The appropriately titled song "The One Moment" is "a celebration of (and a prayer for) those moments in life when we are most alive" according to Kulash.
"For the video, we tried to represent this idea literally — we shot it in a single moment. We constructed a moment of total chaos and confusion, and then unraveled that moment, discovering the beauty, wonder, and structure within."
Although released in 2014, the track is a subtle reminder of how beautiful life can be when you're living it, but those moments wont last forever. In a particular time when the world is changing, this song feels particularly relevant.
The planning for the video took the form of a complex, mathematical spreadsheet "25 columns wide and nearly 400 rows long." The spreadsheet contains a network of numbers that correlate to specific timings, durations and frame speeds in order for the events to move fluently in time with the beat.

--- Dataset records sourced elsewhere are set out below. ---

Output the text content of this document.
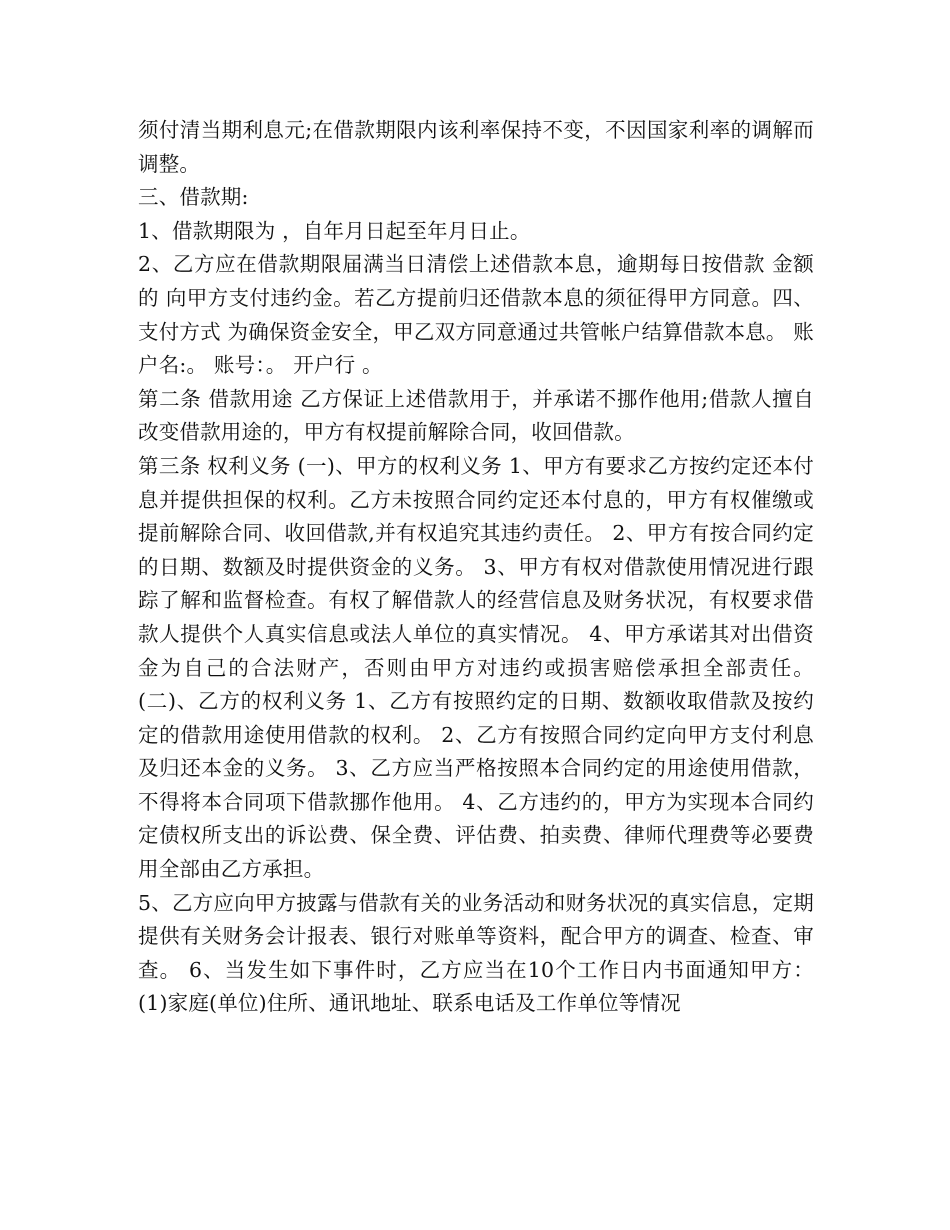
须付清当期利息元;在借款期限内该利率保持不变，不因国家利率的调解而调整。

三、借款期:

1、借款期限为 ，自年月日起至年月日止。

2、乙方应在借款期限届满当日清偿上述借款本息，逾期每日按借款 金额的 向甲方支付违约金。若乙方提前归还借款本息的须征得甲方同意。四、支付方式 为确保资金安全，甲乙双方同意通过共管帐户结算借款本息。 账户名:。 账号：。 开户行 。

第二条 借款用途 乙方保证上述借款用于，并承诺不挪作他用;借款人擅自改变借款用途的，甲方有权提前解除合同，收回借款。

第三条 权利义务 (一)、甲方的权利义务 1、甲方有要求乙方按约定还本付息并提供担保的权利。乙方未按照合同约定还本付息的，甲方有权催缴或提前解除合同、收回借款,并有权追究其违约责任。 2、甲方有按合同约定的日期、数额及时提供资金的义务。 3、甲方有权对借款使用情况进行跟踪了解和监督检查。有权了解借款人的经营信息及财务状况，有权要求借款人提供个人真实信息或法人单位的真实情况。 4、甲方承诺其对出借资金为自己的合法财产，否则由甲方对违约或损害赔偿承担全部责任。 (二)、乙方的权利义务 1、乙方有按照约定的日期、数额收取借款及按约定的借款用途使用借款的权利。 2、乙方有按照合同约定向甲方支付利息及归还本金的义务。 3、乙方应当严格按照本合同约定的用途使用借款，不得将本合同项下借款挪作他用。 4、乙方违约的，甲方为实现本合同约定债权所支出的诉讼费、保全费、评估费、拍卖费、律师代理费等必要费用全部由乙方承担。

5、乙方应向甲方披露与借款有关的业务活动和财务状况的真实信息，定期提供有关财务会计报表、银行对账单等资料，配合甲方的调查、检查、审查。 6、当发生如下事件时，乙方应当在10个工作日内书面通知甲方： (1)家庭(单位)住所、通讯地址、联系电话及工作单位等情况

"The whole point of the video is to explore a time scale that we can’t normally experience, but because it’s so inaccessible to us, our tools for dealing with it are indirect."
Kulash directed the video roughly over the course of seven weeks. It was shot using a host of digital triggers, synchronised to robotic arms that then set off a line of ultra-high-speed cameras; no single camera could handle the speed nor the rapid change in direction the way the band intended. The filming was in fact shot in just 4.2 seconds of real time, though the scene in which Kulash is lip syncing was shot over 16 seconds, adding "we thought it was important to have a moment of human contact at this point in the song, so we returned to the realm of human experience."
The timing of the video was executed by toggling between different speeds for each section; in particular, when the guitars are exploding towards the end we are seeing around 6,000 frames per second (approximately 200x slower than normal speed), but it is only 150x slower when the watermelons are exploding.
According to Kulash, there are in total 325 events which unfold over the course of the video, including: 128 gold water balloons; 23 exploding paint buckets; 8 exploding watermelons and 18 defected acoustic guitars scrapped by Fender for not meeting quality standards.
Morton Salt provided financial aid for the video. Their new branding campaign "Walk Her Walk" embodies positivity and aims to give opportunities and assistance to less fortunate individuals and young creatives, which the company felt ran parallel to the message beneath the track itself. Kulash used the company's salt to create a display of bursting colour, which we see at the start of the video. The video also includes subtle references to the company's mascot, the Umbrella Girl.